Trump’s line of inquiry makes no sense on multiple levels. They do, though, seem to reveal an amazing underlying fact: Trump is still searching for answers about what happened inside the DNC’s network, because he still doesn’t believe the one America’s intelligence agencies have told him.
The Zelensky conversation, after all, captures Trump in an apparent moment of private conversation, not a campaign rally or a Fox and Friends interview. Trump appears to sincerely live in a QAnon-style parallel universe, one where Zelensky can help him find facts that his own briefers have withheld.
It’s a striking revelation. More importantly, Trump’s disconnect with reality could have serious consequences for America’s ability to counter the actual Russian hackers who attacked the US democratic process in 2016, and who may do so again in 2020.
“The president does not seem to be receptive to facts and details that relate to what happened in 2016,” says Thomas Rid, a political scientist at Johns Hopkins University who focuses on cyberconflict and disinformation. “If we take him at face value, if we believe what he’s saying to Zelensky, the conclusion appears to be that he’s unable to distinguish between conspiracy theories and the intelligence briefings he receives that are backed up by hard evidence and forensics.”
Much of that evidence and forensic analysis, all confirming Russia’s culpability in the DNC hack, has been publicly available for years.

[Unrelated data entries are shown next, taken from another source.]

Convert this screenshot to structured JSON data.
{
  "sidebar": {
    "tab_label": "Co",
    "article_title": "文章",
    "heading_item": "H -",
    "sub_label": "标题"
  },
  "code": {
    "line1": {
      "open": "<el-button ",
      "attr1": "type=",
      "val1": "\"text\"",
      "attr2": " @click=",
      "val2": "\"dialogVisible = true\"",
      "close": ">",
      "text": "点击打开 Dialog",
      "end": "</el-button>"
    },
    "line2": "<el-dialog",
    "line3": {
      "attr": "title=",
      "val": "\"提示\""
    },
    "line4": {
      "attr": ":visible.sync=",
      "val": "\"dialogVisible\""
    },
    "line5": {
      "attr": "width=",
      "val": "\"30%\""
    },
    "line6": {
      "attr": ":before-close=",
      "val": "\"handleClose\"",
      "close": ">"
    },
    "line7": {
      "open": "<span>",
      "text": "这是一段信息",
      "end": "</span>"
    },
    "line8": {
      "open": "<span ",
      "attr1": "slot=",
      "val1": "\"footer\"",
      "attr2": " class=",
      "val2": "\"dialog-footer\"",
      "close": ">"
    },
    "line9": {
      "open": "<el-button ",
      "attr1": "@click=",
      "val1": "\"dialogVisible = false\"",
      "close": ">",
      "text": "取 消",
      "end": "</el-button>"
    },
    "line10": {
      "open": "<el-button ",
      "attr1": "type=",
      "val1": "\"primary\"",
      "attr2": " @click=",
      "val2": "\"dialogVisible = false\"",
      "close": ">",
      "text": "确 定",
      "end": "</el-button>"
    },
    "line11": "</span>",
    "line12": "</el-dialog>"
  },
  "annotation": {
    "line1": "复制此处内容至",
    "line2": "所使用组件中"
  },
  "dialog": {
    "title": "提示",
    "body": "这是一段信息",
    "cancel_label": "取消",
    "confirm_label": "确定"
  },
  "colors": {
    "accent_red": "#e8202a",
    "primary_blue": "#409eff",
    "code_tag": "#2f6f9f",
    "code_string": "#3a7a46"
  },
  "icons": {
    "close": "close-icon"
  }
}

The hackers known as Fancy Bear, now understood to be part of the Russian military intelligence agency the GRU, made serious errors. They left Russian-language formatting error messages in the stolen DNC documents they published. The metadata in those files showed they’d been handled on a computer whose username was “Felix Edmundovich;” the founder of the Soviet secret police, whose statue once stood in front of the KGB headquarters, was Feliks Edmundovich Dzerzhinsky. Later, links in the phishing emails hackers used to target the DNC turned out to have been created with the same account for the URL-shortening service Bitly as links used to phish hundreds of other Russian hacking targets, from Ukrainian officials to Russia-focused academics.